I strength two days per week. I have tried combining the following program into just one day of training but found that program wiped me out. The following program takes me about 15-20 minutes per day to complete. This program balances my work and rest ratios and allows plenty of time for recovery.
Day 1 usually Wednesday
Upper Body
Flat Chest Press 1-3 sets of 8-15 repetitions
Pullups 1-3 sets of as many as possible (usually 15-20 reps)
Dumbbell Lateral Raises 1-3 sets of 8-10 repetitions
Dumbbell Curls, usually seated both arms at the same time 1-3 sets of 6-10 repetitions per set
Bar Dips 1-3 sets of 10-15 repetitions
Day 2 usually Friday
Lower Body
Leg Press or Walking Lunges 1-3 sets of 10-15 repetitions (Leg press) 6-10 reps per leg (lunges)
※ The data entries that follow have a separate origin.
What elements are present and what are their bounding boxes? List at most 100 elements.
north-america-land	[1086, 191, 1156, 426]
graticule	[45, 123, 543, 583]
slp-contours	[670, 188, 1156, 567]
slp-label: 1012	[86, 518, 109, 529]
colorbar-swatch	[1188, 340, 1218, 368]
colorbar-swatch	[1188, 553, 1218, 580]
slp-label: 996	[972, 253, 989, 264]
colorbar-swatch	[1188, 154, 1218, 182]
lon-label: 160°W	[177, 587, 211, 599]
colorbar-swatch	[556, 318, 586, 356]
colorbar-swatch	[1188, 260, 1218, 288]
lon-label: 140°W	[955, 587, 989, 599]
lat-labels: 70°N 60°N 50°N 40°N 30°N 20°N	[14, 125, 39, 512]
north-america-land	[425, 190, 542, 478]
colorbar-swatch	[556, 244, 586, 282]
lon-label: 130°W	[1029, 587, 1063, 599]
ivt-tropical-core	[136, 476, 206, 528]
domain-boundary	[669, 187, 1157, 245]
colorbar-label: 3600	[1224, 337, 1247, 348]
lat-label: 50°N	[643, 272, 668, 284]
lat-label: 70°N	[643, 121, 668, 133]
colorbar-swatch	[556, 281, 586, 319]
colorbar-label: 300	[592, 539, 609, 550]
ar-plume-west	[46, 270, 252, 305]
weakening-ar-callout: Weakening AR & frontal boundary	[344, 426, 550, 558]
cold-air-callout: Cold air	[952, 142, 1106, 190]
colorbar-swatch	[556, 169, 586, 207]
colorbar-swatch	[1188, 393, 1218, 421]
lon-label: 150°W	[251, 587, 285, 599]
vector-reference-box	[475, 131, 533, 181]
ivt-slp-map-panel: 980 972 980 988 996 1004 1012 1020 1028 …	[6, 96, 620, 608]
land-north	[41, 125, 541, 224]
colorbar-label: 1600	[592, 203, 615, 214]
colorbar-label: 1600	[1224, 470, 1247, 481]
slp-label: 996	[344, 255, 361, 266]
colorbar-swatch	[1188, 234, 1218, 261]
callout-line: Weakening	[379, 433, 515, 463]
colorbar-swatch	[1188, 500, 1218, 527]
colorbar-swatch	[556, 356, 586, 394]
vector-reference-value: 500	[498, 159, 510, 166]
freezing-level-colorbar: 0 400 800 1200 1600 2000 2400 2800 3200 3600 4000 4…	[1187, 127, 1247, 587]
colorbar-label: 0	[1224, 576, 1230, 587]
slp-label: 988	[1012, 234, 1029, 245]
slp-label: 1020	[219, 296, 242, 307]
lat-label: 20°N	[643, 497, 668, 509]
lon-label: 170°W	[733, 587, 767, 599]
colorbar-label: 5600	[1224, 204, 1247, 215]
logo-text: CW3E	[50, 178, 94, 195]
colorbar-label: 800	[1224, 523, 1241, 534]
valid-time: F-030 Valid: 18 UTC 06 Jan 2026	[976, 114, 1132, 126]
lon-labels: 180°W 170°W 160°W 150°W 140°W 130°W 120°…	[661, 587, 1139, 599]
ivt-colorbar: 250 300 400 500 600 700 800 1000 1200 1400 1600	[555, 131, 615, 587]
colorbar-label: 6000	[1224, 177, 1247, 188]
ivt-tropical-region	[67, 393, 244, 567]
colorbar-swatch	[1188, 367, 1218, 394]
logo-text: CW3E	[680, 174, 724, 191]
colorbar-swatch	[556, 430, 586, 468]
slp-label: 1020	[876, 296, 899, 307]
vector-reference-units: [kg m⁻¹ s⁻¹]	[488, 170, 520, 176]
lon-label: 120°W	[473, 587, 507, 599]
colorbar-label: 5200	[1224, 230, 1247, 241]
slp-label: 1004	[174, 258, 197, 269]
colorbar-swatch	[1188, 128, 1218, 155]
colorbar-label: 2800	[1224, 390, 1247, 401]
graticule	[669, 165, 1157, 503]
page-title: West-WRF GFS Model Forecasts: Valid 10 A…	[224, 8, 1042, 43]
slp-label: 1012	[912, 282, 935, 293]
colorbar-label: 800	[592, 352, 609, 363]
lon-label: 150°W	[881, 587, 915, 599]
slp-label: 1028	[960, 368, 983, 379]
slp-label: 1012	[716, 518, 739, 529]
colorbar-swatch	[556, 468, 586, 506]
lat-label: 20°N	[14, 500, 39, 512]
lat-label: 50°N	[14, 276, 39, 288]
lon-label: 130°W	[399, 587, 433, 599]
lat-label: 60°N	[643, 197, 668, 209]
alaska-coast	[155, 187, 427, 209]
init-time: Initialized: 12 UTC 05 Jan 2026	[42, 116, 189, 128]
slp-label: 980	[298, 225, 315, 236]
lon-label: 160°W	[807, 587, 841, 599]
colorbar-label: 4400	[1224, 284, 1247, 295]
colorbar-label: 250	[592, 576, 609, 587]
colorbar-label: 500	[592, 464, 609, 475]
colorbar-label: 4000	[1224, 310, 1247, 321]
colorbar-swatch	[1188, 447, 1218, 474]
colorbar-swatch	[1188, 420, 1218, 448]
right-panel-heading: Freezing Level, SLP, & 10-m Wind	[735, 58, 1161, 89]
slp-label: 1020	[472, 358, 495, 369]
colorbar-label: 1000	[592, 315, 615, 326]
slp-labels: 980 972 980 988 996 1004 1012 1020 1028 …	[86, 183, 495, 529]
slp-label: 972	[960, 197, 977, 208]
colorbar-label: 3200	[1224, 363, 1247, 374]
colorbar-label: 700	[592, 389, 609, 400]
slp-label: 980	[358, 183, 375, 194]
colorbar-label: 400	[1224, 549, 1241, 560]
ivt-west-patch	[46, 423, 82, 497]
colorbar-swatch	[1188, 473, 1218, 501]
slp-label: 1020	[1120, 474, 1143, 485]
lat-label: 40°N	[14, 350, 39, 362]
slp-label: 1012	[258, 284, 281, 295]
Back Extensions 2 sets of 10-15 repetitions per set
Standing Calf Raises 1 legged 1-3 sets of 10-15 repetitions per set
Barbell Shrugs 1-3 sets of 6-10 repetitions per set
Sometimes I add in a few sets of crunches
I usually follow the approach of completing 1 set for all exercises for 3 weeks followed by an increase in the number of sets to 2 sets for all exercises for 2-3 weeks, followed by another block of an increase in sets per exercise to 3 sets.
Basically, this looks like:
3 weeks of 1 set per exercise
2-3 weeks of 2 sets per exercise
2-3 weeks of 3 sets per exercise
Then a reduction in volume back to 1 set per exercise for 3 weeks.
None of this is set in stone and I adapt my training to how I feel but I never sacrifice training volume for intensity. Meaning that if I am working less hard per set by completing 3 sets I reduce the number of sets to 1 or 2.
This is what works for me right now and if you are not an advanced trainee you will probably be better served to perform 2-3 sets per exercise.
You may also complete this workout in one day. I have just found that I do better splitting the program in half.
There are times that I complete two total-body sessions per week following the same format and the same exercises.
Understand that I have arrived at this after years of training and experimentation. You can learn from these principles and know that more exercise is probably not the answer but rather a laser-focused approach to strength training with no wasted effort.